Dezeen marked the news by taking a look back at some of the brand's key furniture designs under Kamprad's watch, as well as 10 of their most game-changing ideas and innovations.
Also this week, the Financial Times' exposure of sexual harassment at a Presidents Club dinner led to criticism of property event MIPIM – after it was revealed a large number of the industry's senior figures attended.
Reports of prostitution, sexual harassment and discrimination at previous MIPIM events resurfaced, leading to RIBA president Ben Derbyshire warning any attending architects to adhere to the body's code of conduct.
An Architects' Journal's survey revealed that the number of architects who are openly lesbian, gay, bisexual, and transgender in British practices had fallen over the past two years, with homophobic and transphobic slurs in the workplace also on the rise.
Plastic was in the headlines this week, as the winners of a $1 million prize to develop plastic alternatives were announced at World Economic Forum Annual Meeting in Davos, while The New Circular Design Guide was also launched at the event.
Meanwhile, a group of sustainably minded designers discussed the importance of using recycled plastic with Dezeen, amid growing concerns of global pollution.
Dutch firm MVRDV was also featured on Dezeen heavily this week, as they unveiled renderings for a mirrored office block in Germany and a collaborative scheme with Hassell to combat flooding in San Francisco.

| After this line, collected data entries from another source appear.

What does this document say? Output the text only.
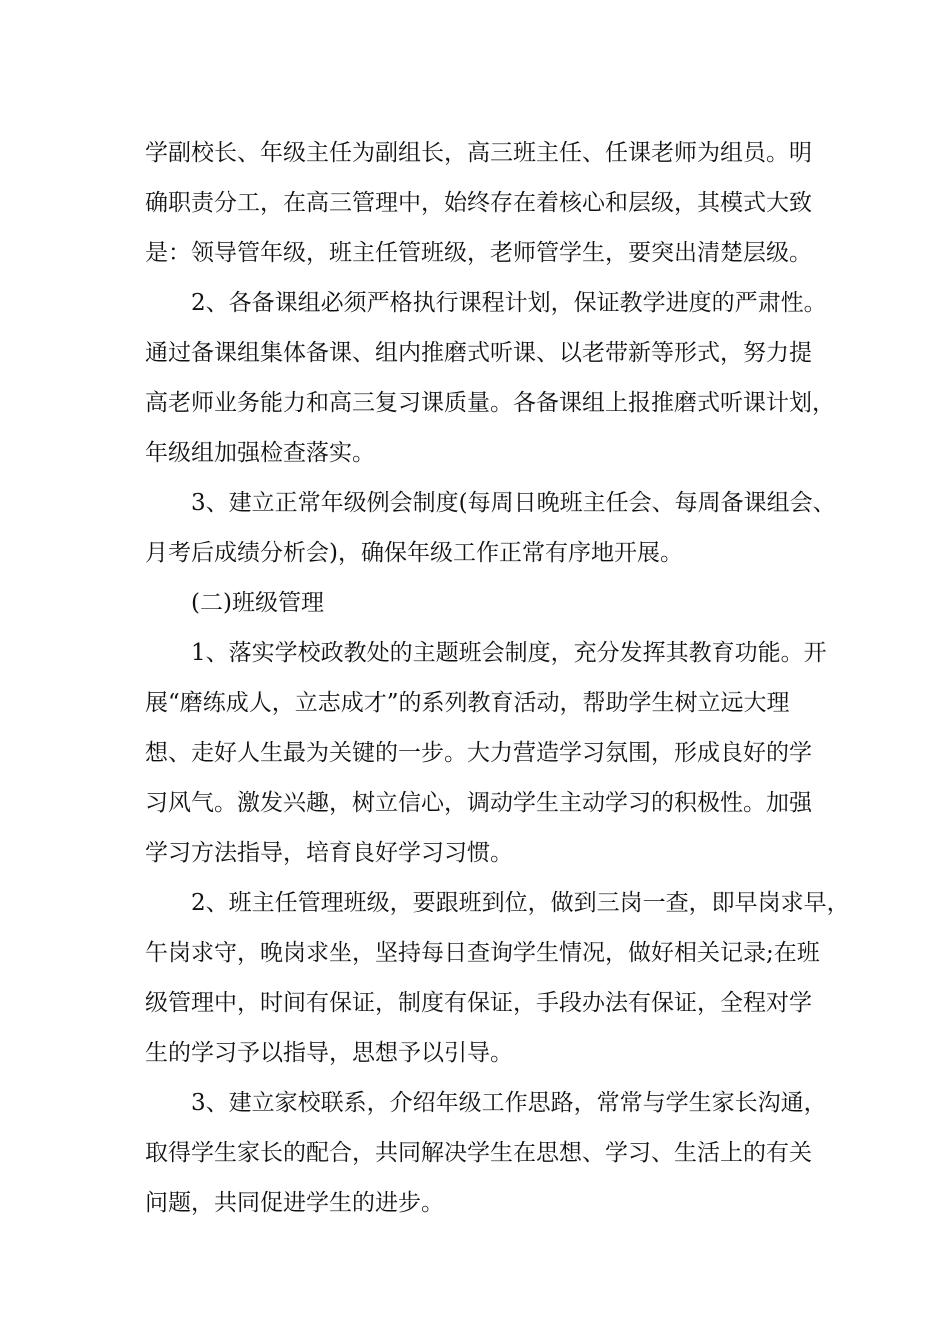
学副校长、年级主任为副组长，高三班主任、任课老师为组员。明
确职责分工，在高三管理中，始终存在着核心和层级，其模式大致
是：领导管年级，班主任管班级，老师管学生，要突出清楚层级。
2、各备课组必须严格执行课程计划，保证教学进度的严肃性。
通过备课组集体备课、组内推磨式听课、以老带新等形式，努力提
高老师业务能力和高三复习课质量。各备课组上报推磨式听课计划，
年级组加强检查落实。
3、建立正常年级例会制度(每周日晚班主任会、每周备课组会、
月考后成绩分析会)，确保年级工作正常有序地开展。
(二)班级管理
1、落实学校政教处的主题班会制度，充分发挥其教育功能。开
展“磨练成人，立志成才”的系列教育活动，帮助学生树立远大理
想、走好人生最为关键的一步。大力营造学习氛围，形成良好的学
习风气。激发兴趣，树立信心，调动学生主动学习的积极性。加强
学习方法指导，培育良好学习习惯。
2、班主任管理班级，要跟班到位，做到三岗一查，即早岗求早，
午岗求守，晚岗求坐，坚持每日查询学生情况，做好相关记录;在班
级管理中，时间有保证，制度有保证，手段办法有保证，全程对学
生的学习予以指导，思想予以引导。
3、建立家校联系，介绍年级工作思路，常常与学生家长沟通，
取得学生家长的配合，共同解决学生在思想、学习、生活上的有关
问题，共同促进学生的进步。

In other architecture news, retail giant Amazon completed a set of glass orbs filled with gardens for their Seattle headquarters and designs for the first Serpentine Pavilion to be built outside of the UK were also released.
It was announced that the regenerated brutalist Park Hill estate in Sheffield is to be converted into student housing by local practice Whittam Cox Architects.
In other UK news, BBC arts editor Will Gompertz attacked the British education system for teaching children to "regurgitate information" like computers, rather than designers.
Popular projects on Dezeen this week included IKEA and Tom Dixon's modular bed, a mountain cabin in Norway clad in contrasting materials and a tiny 15-square-metre roof apartment in Beirut.